Only 9 biotech firms have listed in the US this year compared to almost 60 companies last year.
For some further comparisons looking at data from LifeSci Capital:
So far this year we have seen:
56 biotech transactions totaling just under $7B. Comparatively, in 2021 there were 192 biotech transactions totaling just under $25B for the same time period.
For Q1, in 2022 we have seen 24 biotech transactions totaling just over $3B compared to Q1 2021 with 146 biotech transactions totaling just under $18B.
There are many reasons that the biotech indices have had a tough going but surely the increasing cost of capital is an important one:
Back to the article and a quote from Mark Charest, a portfolio manager at LifeSci Fund Management: "What we have seen in the few follow-ons that are getting done are draconian pricing terms, warrant deals coming back and low valuations."
Again, from Dr.

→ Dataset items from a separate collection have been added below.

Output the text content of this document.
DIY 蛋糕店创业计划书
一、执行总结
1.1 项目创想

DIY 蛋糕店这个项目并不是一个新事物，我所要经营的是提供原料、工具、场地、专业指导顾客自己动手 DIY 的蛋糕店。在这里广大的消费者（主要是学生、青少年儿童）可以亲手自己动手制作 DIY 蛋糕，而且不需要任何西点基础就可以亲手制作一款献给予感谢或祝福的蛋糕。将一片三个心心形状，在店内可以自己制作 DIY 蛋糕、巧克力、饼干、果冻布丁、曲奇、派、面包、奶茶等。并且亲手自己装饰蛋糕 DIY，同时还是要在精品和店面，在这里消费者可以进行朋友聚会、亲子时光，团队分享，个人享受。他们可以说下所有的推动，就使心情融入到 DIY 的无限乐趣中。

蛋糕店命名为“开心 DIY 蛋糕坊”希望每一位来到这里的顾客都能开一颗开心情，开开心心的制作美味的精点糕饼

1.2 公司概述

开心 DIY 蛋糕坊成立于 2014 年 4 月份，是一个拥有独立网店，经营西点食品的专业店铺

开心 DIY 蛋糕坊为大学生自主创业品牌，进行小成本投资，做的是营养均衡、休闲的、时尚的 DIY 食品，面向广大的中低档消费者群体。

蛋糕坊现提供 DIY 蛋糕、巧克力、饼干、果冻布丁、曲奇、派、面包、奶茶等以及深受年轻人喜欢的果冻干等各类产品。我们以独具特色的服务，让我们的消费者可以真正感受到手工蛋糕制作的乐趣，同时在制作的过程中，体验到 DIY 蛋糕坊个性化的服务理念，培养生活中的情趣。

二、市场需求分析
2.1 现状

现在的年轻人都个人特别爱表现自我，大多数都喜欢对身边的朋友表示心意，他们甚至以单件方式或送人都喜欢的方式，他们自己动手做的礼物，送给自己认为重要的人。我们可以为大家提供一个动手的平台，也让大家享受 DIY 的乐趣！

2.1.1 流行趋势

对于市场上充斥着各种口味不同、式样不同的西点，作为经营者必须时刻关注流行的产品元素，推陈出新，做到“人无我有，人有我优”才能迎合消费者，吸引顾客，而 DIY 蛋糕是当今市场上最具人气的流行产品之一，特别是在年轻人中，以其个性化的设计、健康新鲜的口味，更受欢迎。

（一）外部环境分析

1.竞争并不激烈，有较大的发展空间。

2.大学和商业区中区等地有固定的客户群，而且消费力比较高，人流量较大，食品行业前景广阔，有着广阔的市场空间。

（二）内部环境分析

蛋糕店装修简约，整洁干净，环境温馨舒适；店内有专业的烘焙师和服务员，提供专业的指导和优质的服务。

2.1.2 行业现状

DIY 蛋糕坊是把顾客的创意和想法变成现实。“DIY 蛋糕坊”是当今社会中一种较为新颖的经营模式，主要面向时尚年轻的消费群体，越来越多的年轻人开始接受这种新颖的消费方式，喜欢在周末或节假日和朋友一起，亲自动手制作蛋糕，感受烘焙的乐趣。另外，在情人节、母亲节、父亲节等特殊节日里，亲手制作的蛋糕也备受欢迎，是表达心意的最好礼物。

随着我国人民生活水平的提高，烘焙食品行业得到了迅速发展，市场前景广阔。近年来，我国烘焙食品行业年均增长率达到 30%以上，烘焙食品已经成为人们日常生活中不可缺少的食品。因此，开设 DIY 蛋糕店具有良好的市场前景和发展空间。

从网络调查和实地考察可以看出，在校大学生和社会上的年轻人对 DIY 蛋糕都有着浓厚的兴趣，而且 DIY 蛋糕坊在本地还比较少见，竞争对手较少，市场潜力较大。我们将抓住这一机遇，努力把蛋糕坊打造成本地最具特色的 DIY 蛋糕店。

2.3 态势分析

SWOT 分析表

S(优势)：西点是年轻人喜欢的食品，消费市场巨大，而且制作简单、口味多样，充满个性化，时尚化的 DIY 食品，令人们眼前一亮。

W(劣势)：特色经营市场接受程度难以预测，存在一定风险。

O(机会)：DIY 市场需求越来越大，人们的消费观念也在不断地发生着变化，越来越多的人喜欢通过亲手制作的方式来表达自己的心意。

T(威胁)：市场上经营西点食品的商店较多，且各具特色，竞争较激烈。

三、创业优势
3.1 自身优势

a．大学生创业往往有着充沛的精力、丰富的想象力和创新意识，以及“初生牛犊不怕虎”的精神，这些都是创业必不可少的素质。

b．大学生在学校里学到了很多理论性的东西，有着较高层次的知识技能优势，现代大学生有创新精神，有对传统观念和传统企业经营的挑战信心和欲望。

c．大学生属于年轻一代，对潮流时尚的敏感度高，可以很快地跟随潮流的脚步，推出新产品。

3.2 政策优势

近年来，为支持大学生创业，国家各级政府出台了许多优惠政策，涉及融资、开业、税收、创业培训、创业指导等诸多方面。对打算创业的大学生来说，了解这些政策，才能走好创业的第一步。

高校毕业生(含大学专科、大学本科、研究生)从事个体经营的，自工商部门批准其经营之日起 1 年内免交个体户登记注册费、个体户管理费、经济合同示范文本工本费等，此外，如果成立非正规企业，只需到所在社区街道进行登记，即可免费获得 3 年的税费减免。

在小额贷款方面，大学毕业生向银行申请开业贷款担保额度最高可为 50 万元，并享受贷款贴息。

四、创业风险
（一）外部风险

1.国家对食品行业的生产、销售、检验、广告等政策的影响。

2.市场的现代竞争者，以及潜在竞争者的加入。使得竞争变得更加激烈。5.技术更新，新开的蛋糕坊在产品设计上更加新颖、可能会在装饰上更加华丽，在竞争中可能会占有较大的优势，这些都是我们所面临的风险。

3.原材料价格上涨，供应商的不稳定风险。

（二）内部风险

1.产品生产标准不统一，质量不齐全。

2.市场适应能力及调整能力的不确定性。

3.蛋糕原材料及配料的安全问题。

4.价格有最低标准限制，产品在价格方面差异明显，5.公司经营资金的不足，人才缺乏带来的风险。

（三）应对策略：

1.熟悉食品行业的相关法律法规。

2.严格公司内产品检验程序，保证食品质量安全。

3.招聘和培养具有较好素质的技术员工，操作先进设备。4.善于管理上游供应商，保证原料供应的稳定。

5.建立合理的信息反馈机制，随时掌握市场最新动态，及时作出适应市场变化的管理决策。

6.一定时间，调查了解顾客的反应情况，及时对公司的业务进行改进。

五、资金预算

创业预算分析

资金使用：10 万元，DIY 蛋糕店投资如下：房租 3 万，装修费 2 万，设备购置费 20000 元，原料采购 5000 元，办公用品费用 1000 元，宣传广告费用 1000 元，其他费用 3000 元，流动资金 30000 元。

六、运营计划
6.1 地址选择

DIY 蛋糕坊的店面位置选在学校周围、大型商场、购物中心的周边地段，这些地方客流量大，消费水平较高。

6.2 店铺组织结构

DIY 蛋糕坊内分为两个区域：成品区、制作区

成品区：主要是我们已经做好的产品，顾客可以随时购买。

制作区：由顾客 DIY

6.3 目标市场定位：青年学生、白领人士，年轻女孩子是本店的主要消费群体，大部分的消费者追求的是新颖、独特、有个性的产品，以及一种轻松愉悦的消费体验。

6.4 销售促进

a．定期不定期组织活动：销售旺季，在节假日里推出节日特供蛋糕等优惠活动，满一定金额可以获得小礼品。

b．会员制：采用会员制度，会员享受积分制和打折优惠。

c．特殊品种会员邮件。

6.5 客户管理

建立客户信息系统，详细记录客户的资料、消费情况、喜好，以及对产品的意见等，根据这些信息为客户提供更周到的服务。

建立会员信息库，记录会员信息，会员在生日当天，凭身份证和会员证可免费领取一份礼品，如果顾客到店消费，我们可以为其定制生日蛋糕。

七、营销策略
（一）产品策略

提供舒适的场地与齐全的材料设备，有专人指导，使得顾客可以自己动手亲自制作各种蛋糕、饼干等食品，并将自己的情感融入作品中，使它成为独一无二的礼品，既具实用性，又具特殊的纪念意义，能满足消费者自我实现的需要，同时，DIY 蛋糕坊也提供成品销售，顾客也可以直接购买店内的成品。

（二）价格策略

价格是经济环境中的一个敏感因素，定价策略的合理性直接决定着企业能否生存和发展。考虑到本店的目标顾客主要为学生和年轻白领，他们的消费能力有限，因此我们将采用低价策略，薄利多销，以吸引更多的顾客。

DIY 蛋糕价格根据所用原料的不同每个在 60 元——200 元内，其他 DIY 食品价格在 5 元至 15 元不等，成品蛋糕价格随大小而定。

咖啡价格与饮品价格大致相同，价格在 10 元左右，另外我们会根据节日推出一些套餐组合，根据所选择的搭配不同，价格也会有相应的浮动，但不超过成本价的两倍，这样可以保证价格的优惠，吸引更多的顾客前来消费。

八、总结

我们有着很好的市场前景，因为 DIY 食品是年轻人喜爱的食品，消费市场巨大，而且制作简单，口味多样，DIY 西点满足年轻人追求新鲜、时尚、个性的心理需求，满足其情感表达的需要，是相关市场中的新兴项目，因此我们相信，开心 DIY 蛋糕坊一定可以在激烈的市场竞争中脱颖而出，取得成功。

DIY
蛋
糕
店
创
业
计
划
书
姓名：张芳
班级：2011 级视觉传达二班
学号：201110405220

Charest: "Quality [of biotechs on public markets] is lower in part because of the promiscuous capital markets of the past two years."
If the cost of capital is not as cheap as it was and valuations are wonky, I would assume that we will see some serious shake-ups when it comes to this space. Most likely, we will see the exit of a lot of noise and what is left in biotech will be in great shape.
The majority of big pharma companies will lose 33-50+% of their 2023 revenue by 2030, making every viable revenue stream in SMID biotech a potential acquisition target at a certain price relative to the growth rate and duration.